De acordo com os nossos estudos aqui publicados, estamos diante de um fenômeno que, na política, chamamos de mito político e que, no nosso caso, guarda intensas semelhanças com o processo que levou Hitler ao poder na Alemanha. Enquanto na Europa espalharam o terror na sociedade disseminando o mito da conspiração judaica, no Brasil, a extrema direita inculcou na cabeça, principalmente da classe média, a ideia de que o Foro de São Paulo seria uma organização criminosa que intencionava implantar uma ditadura comunista-bolivariana por toda a América Latina (a Ursal) e que a continuidade do PT no poder iria transformar o Brasil numa Cuba ou Venezuela.
Com a finalidade de investigar a extensão do público afetado pelo mito do complô comunista supostamente organizado pelo Foro de São Paulo, construí, junto aos meus alunos do curso de direito das unidades Coração Eucarístico e de Betim da Puc Minas, um modelo de questionário eletrônico, ficando cada grupo de três alunos incumbido de obter 50 questionários respondidos. A pesquisa de campo se deu no círculo de convívio dos alunos, dentro da própria universidade, nas famílias, nos locais de trabalho e nos ambientes de lazer. Ou seja, não foi construída uma amostra da população brasileira e nem foram colhidas respostas em todo território, de modo que os dados obtidos nos permitiram um indicativo da força explicativa de nossa hipótese e não a confirmação da mesma.
Obtivemos a participação de 1.257 respondentes. A maior parte deles, 882, foi de jovens de 16 a 29 anos de idade, seguida dos adultos de 30 a 59 anos, 333, e dos idosos, acima de 60 anos, 42.
Quanto ao sexo, 705 (56,1%) se declararam do sexo feminino, contra 548 (43,6%) do sexo masculino. Quanto à raça-cor e a classe social, obtivemos os seguinte resultados:
Como pode ser observado, os nossos respondentes são em maioria jovens e adultos, levemente tendendo ao sexo feminino, de cor branca, mais de 50%, e de renda média, 68,8%. A esses, perguntamos se conheciam o Foro de São Paulo e, aos que afirmaram conhecer, perguntamos se as informações que possuíam eram positivas ou negativas.
Dos 1.257 entrevistados, 567 possuíam referências sobre o Foro de São Paulo e, dentre eles, 369 possuíam referências negativas sobre o mesmo.
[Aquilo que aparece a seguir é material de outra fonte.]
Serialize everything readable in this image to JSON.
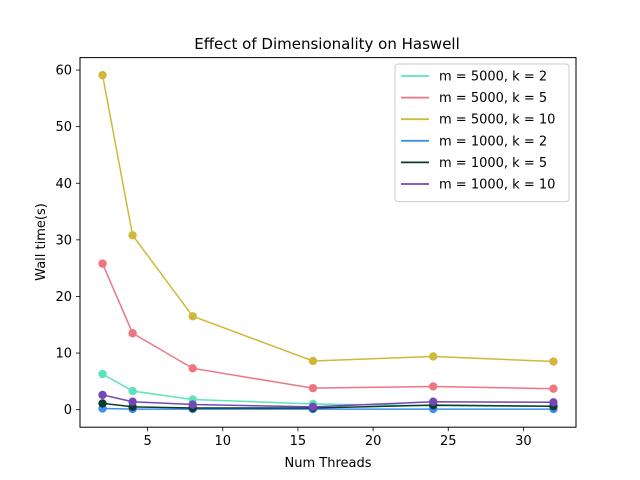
{
  "chart_data": {
    "type": "line",
    "title": "Effect of Dimensionality on Haswell",
    "xlabel": "Num Threads",
    "ylabel": "Wall time(s)",
    "xlim": [
      0.5,
      33.5
    ],
    "ylim": [
      -3.1,
      62.2
    ],
    "xticks": [
      5,
      10,
      15,
      20,
      25,
      30
    ],
    "yticks": [
      0,
      10,
      20,
      30,
      40,
      50,
      60
    ],
    "grid": false,
    "legend": "top-right",
    "x": [
      2,
      4,
      8,
      16,
      24,
      32
    ],
    "series": [
      {
        "name": "m = 5000, k = 2",
        "color": "#5fe3bd",
        "values": [
          6.3,
          3.3,
          1.8,
          1.0,
          0.7,
          0.6
        ]
      },
      {
        "name": "m = 5000, k = 5",
        "color": "#ee7680",
        "values": [
          25.8,
          13.5,
          7.3,
          3.8,
          4.1,
          3.7
        ]
      },
      {
        "name": "m = 5000, k = 10",
        "color": "#d0b83a",
        "values": [
          59.1,
          30.8,
          16.5,
          8.6,
          9.4,
          8.5
        ]
      },
      {
        "name": "m = 1000, k = 2",
        "color": "#3c91f0",
        "values": [
          0.2,
          0.1,
          0.1,
          0.1,
          0.1,
          0.1
        ]
      },
      {
        "name": "m = 1000, k = 5",
        "color": "#0d3b2a",
        "values": [
          1.1,
          0.5,
          0.3,
          0.3,
          0.8,
          0.6
        ]
      },
      {
        "name": "m = 1000, k = 10",
        "color": "#7248b8",
        "values": [
          2.6,
          1.4,
          0.9,
          0.5,
          1.4,
          1.3
        ]
      }
    ]
  }
}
Ou seja, quase a metade dos participantes, 45,1%, possuía informações e, dentre eles, a maioria, 65,1% compartilhava da opinião negativa sobre o Foro, sendo que o perfil desse respondentes, seguiu o perfil geral do apanhado: homens e mulheres, jovens e adultos, brancos e de classe média, em maioria. A este grupo de 369 indivíduos, que perfazem os 65,1% dos respondentes que obtiveram informações negativas sobre o Foro, indagamos se tais informações coincidia com a narrativa que o Sr. Olavo de Carvalho divulga nas redes sociais, bem como na mídia tradicional. Para isso, compilamos trechos de sua autoria, publicado por Felipe Moura[1], blogueiro da Veja e perguntamos aos informantes se a informação que possuíam, coincidia com a seguinte:
“Foro de São Paulo é a mais vasta organização política que já existiu na América Latina [...]. Ele reúne partidos legais e várias organizações criminosas ligadas ao narcotráfico como as Farc e o MIR chileno [...]. Numa convivência íntima, persistente, organizada e duradoura entre a política e o crime”.
Dentre os 369 respondentes, 289 (78,4%) afirmaram que a narrativa acima coincide com a informação que possuíam sobre o Foro de São Paulo. Quando consideramos esses 289, em relação ao universo pesquisado (1257), temos que representam 23% do total. Como dissemos, não pautamos a presente análise sobre uma amostra previamente definida, entretanto, os dados que obtivemos indicam que a nossa hipótese possui, além de sustentação teórica, fortes indícios empíricos de sua força explicativa.
A título de ilustração, apenas, se aplicarmos este percentual de 23%, ao total de cidadãos aptos a votar em 2018, 147.302.354 eleitores, temos que, 33.879.541 indivíduos podem terem sido tocados, em todo o Brasil, pelo mito da conspiração criado pelo astrólogo Olavo de Carvalho e divulgado pelas mídias sociais e tradicionais de direita. Número tão expressivo, que, se confirmado por uma base amostral correta, poderá confirmar que a grande narrativa que determinou os resultados das eleições de 2018, foi essa farsa forjada pela extrema direita e massificada por memes, fakenews nas redes sociais e por nossa perversa pseudo imprensa.
Dimas Antônio de Souza é professor de Ciência Política do Instituto de Ciências Sociais da Pontifícia Universidade Católica de Minas Gerais (PUC Minas).